Effect of half-space and interface phonons on the transport properties of AlxGa1−xAs/GaAs single heterostructures

Abstract

We present a detailed analysis of the influence of the various phonon modes characteristic of the single heterostructure ${\mathrm{Al}}_{\mathit{x}}$ ${\mathrm{Ga}}_{1\mathrm{-}\mathit{x}}$As/GaAs on its electronic transport by using a Monte Carlo simulation. The electronic states of the system are calculated by solving self-consistently the coupled Schrödinger-Poisson equations for the system. LO-phonon states are treated within the dielectric continuum model by using two different dielectric functions to describe the two semiconductors, the usual Lyddane-Sachs-Teller expression for GaAs and a generalized two poles expression for ${\mathrm{Al}}_{\mathit{x}}$ ${\mathrm{Ga}}_{1\mathrm{-}\mathit{x}}$As.

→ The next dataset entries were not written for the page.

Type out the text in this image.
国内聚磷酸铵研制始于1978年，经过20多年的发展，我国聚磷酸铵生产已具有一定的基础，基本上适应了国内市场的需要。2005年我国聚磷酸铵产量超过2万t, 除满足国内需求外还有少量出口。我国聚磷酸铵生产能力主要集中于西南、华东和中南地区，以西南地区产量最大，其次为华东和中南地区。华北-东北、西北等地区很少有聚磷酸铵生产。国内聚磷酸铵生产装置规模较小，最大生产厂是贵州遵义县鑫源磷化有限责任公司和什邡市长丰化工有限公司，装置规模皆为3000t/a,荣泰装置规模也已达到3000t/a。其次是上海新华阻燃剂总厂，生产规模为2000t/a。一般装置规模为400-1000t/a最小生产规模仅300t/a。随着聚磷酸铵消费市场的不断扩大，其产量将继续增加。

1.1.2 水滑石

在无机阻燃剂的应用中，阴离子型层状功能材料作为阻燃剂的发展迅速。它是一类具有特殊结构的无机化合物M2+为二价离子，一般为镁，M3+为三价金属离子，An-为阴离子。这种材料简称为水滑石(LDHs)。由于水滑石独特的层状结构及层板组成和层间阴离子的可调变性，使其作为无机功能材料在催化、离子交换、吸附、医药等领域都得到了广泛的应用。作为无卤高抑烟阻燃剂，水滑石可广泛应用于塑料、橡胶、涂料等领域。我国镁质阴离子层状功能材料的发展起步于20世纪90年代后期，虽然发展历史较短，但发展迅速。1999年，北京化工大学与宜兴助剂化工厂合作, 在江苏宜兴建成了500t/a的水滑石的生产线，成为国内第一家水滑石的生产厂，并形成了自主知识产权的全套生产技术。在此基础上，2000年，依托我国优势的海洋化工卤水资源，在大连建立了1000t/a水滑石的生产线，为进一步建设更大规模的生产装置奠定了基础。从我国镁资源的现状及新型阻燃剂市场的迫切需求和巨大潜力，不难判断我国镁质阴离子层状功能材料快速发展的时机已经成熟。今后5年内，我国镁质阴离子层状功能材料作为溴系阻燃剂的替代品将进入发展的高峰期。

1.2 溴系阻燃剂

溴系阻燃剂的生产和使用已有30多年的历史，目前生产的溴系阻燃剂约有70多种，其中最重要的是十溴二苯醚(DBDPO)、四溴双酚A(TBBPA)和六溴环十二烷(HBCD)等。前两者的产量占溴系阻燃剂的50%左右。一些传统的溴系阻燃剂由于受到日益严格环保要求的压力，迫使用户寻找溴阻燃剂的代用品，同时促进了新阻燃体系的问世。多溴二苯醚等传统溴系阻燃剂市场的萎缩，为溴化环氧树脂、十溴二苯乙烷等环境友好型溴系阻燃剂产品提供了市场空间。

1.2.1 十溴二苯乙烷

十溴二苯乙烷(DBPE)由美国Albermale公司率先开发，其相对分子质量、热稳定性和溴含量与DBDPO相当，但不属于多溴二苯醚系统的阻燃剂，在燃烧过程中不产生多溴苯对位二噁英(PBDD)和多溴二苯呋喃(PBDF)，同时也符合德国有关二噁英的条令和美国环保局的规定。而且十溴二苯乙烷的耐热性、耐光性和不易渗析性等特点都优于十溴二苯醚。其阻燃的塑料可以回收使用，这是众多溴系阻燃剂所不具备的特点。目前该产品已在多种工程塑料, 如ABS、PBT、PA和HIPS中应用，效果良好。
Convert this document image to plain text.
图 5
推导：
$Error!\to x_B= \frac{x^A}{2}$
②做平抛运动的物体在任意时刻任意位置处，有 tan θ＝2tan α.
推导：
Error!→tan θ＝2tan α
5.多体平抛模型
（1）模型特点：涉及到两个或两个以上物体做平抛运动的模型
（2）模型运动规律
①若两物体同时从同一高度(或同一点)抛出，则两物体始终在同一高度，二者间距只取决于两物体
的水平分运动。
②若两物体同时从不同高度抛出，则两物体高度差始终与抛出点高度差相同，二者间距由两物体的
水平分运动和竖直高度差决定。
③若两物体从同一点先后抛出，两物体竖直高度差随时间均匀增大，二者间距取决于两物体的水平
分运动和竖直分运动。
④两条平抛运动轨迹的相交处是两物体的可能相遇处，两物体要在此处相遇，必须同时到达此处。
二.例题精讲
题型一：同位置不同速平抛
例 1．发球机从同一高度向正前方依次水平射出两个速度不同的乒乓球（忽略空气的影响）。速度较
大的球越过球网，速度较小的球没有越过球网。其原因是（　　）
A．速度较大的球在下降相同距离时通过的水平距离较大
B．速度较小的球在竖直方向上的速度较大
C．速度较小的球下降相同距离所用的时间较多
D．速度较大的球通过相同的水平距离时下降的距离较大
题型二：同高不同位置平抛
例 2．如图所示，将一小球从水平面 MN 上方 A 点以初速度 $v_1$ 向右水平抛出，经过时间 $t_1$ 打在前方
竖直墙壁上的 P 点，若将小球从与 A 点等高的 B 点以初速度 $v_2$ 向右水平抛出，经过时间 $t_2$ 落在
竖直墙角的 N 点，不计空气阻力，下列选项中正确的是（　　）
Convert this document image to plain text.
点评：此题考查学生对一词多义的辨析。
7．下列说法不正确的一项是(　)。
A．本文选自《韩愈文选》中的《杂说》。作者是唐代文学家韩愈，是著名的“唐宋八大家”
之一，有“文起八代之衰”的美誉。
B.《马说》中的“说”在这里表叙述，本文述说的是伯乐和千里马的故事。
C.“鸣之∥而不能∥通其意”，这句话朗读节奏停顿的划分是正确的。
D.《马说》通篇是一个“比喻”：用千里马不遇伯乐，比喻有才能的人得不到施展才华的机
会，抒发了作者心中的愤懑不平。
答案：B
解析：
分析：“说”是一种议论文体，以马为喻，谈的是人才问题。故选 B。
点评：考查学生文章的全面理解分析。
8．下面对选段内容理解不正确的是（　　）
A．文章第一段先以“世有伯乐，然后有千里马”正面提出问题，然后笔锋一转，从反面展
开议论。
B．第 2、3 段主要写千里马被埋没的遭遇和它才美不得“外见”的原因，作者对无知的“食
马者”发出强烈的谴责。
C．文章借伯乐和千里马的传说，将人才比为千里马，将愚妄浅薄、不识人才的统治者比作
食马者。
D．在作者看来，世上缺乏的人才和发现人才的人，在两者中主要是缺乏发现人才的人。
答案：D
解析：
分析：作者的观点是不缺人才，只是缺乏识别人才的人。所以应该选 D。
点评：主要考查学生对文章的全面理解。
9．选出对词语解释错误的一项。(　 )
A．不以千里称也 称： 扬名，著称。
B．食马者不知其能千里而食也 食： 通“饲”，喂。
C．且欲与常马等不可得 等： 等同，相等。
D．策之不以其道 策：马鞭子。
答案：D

Two sets of optical modes characterize the system, the half-space LO modes and the interface modes. The scattering rates for the interaction of these modes with the confined electrons are calculated from the Fermi golden rule. A Monte Carlo simulation is then used to study the effect of the electron-phonon interaction on the transport properties of a single ${\mathrm{Al}}_{\mathit{x}}$ ${\mathrm{Ga}}_{1\mathrm{-}\mathit{x}}$As/GaAs heterostructure in the presence of an electric field applied along the heterointerface. The results of simulations performed at 300 and 77 K compare favorably with available experimental data. Drag and heating effects related to nonequilibrium phonon effects are found and discussed.